The vast size of New Zealand allows for some big farms, or stations as they are called. This is especially true in the South Island where some rocky mountainous terrain can only be inhabited and used for grazing sheep. The average farm in the South Island of New Zealand is around 536 acres, the bigger stations can range from over 300 hectares to 25,758 Hectares (the famous Walter Peak Station, founded in 1860). The largest station in New Zealand is now owned by the Government and measures 1,800 km². So as you can imagine, you need a ‘best friend’ to help.

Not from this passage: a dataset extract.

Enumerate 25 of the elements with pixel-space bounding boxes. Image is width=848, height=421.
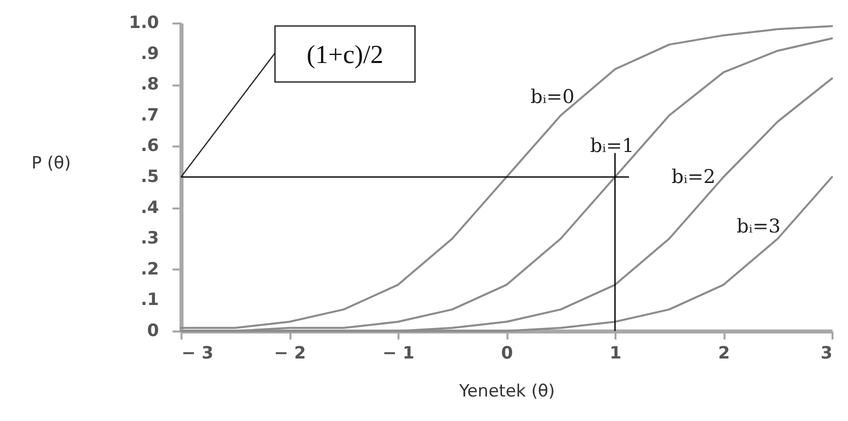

New Zealand has formulated its own type of breed to help muster the large number of sheep in from the hills and all nooks and crannies. Instead of the precision and silent approach from the trusty ‘eye’ sheep dog (those black and white sheepdogs often seen in English movies), the shepherds of the stations needed a more robust dog with a loud voice and one that is not afraid to stand its ground. So what’s a farmer to do if that ‘breed’ isn’t readily available? Well, do the Kiwithing off course and invent (breed) one. Enter the New Zealand Huntaway, officially not a breed as no one in history knows exactly what their pedigree is, what other breeds were used, how much of which breed or can even agree on a ‘standard’ by which to measure the breed. All colors, sizes, breed mixes are available and used, as long as they are loyal, like to bark and can listen it’s a New Zealand Huntaway. Selective breeding from good working dogs have narrowed the ‘breed’ into a instantly recognized dog in New Zealand, but there is no strict ‘breed standard’. New Zealand Huntaways are generally black and tan, sturdy dogs that are very athletic.